During recent years, the gut microbiota has been associated with health and several disease conditions. However, only a few studies have investigated whether an altered gut microbiota can directly affect disease.
Scientists at Sahlgrenska Academy, University of Gothenburg, Sweden, are now showing that the gut microbiota of people with treatment-naïve type 2 diabetes can be linked to a different metabolism of the amino acid histidine, which is mainly derived from the diet.
This in turn leads to the formation of imidazole propionate, a substance that impairs the cells’ ability to respond to insulin. Reducing the amount of bacterial-produced imidazole propionate could therefore be a new way of treating patients with type 2 diabetes.
“This substance does not cause all type 2 diabetes, but our working hypothesis is that there are subpopulations of patients who might benefit from changing their diet or altering their gut microbiota to reduce the levels of imidazole propionate,” says Fredrik Backhed, Professor of Molecular Medicine with a research focus on the role of gut microbiota in metabolism.
The latest study included analysis of various substances in the blood vessel that goes from the intestine to the liver. The researchers then identified an elevated concentration of the substance imidazole propionate in patients with type 2 diabetes.
Using fecal samples, it was also possible to show that the microbiota of people with type 2 diabetes produced imidazole propionate when histidine was added. This mechanism was not found in the diabetes-free control subjects.
The study comprised 5 patients with type 2 diabetes and 10 diabetes-free control subjects. The findings were then confirmed in a larger study involving 649 people.
The Gothenburg scientists then proceeded to investigate the effect of imidazole propionate on sugar metabolism, and found that the molecule affected a signaling pathway previously linked to metabolic-related diseases by directly activating a specific protein, p38gamma.
These findings provide answers to questions about the nature of the underlying mechanisms. These, according to Backhed, often remain unanswered in studies of how gut bacteria are associated with, for example, obesity, diabetes and cardiovascular disease.
As Director of the Wallenberg Laboratory for Cardiovascular and Metabolic Research at Sahlgrenska Academy, he sees the translational research environment as a key to the results now being presented.

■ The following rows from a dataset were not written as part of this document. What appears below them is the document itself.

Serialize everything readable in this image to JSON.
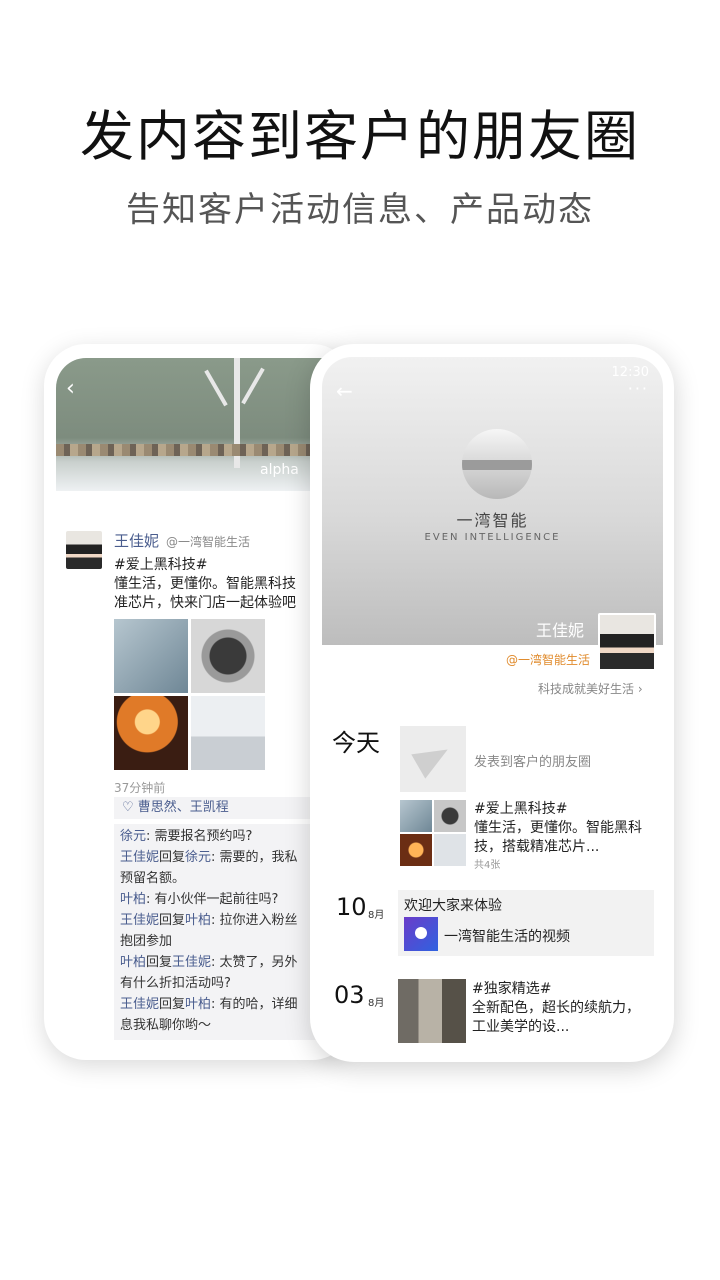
{
  "banner": {
    "headline": "发内容到客户的朋友圈",
    "subline": "告知客户活动信息、产品动态"
  },
  "left_phone": {
    "cover_tag": "alpha",
    "back_icon": "‹",
    "author": "王佳妮",
    "handle": "@一湾智能生活",
    "post_lines": [
      "#爱上黑科技#",
      "懂生活，更懂你。智能黑科技",
      "准芯片，快来门店一起体验吧"
    ],
    "time": "37分钟前",
    "likes": "♡ 曹思然、王凯程",
    "comments": [
      {
        "n1": "徐元",
        "r": "",
        "n2": "",
        "text": ": 需要报名预约吗?"
      },
      {
        "n1": "王佳妮",
        "r": "回复",
        "n2": "徐元",
        "text": ": 需要的，我私"
      },
      {
        "n1": "",
        "r": "",
        "n2": "",
        "text": "预留名额。"
      },
      {
        "n1": "叶柏",
        "r": "",
        "n2": "",
        "text": ": 有小伙伴一起前往吗?"
      },
      {
        "n1": "王佳妮",
        "r": "回复",
        "n2": "叶柏",
        "text": ": 拉你进入粉丝"
      },
      {
        "n1": "",
        "r": "",
        "n2": "",
        "text": "抱团参加"
      },
      {
        "n1": "叶柏",
        "r": "回复",
        "n2": "王佳妮",
        "text": ": 太赞了，另外"
      },
      {
        "n1": "",
        "r": "",
        "n2": "",
        "text": "有什么折扣活动吗?"
      },
      {
        "n1": "王佳妮",
        "r": "回复",
        "n2": "叶柏",
        "text": ": 有的哈，详细"
      },
      {
        "n1": "",
        "r": "",
        "n2": "",
        "text": "息我私聊你哟～"
      }
    ]
  },
  "right_phone": {
    "status_time": "12:30",
    "back_icon": "←",
    "more_icon": "···",
    "brand_cn": "一湾智能",
    "brand_en": "EVEN INTELLIGENCE",
    "name": "王佳妮",
    "handle": "@一湾智能生活",
    "slogan": "科技成就美好生活 ›",
    "today_label": "今天",
    "send_label": "发表到客户的朋友圈",
    "post1_lines": [
      "#爱上黑科技#",
      "懂生活，更懂你。智能黑科",
      "技，搭载精准芯片..."
    ],
    "post1_count": "共4张",
    "entry2": {
      "day": "10",
      "month": "8月",
      "title": "欢迎大家来体验",
      "video_label": "一湾智能生活的视频"
    },
    "entry3": {
      "day": "03",
      "month": "8月",
      "lines": [
        "#独家精选#",
        "全新配色，超长的续航力，",
        "工业美学的设..."
      ]
    }
  }
}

The combination of basic and clinical research paves the way for identification of bacteria-induced mechanisms and simultaneously, through further studies, stratify patient populations and identifying new more personalized forms of treatment.
“Our findings show clearly how important the interaction between gut microbiota and diet is to understand our metabolism in health and disease. The result also shows that gut bacteria from different individuals can lead to the production of completely different substances that may have very specific effects in the body,” says Backhed.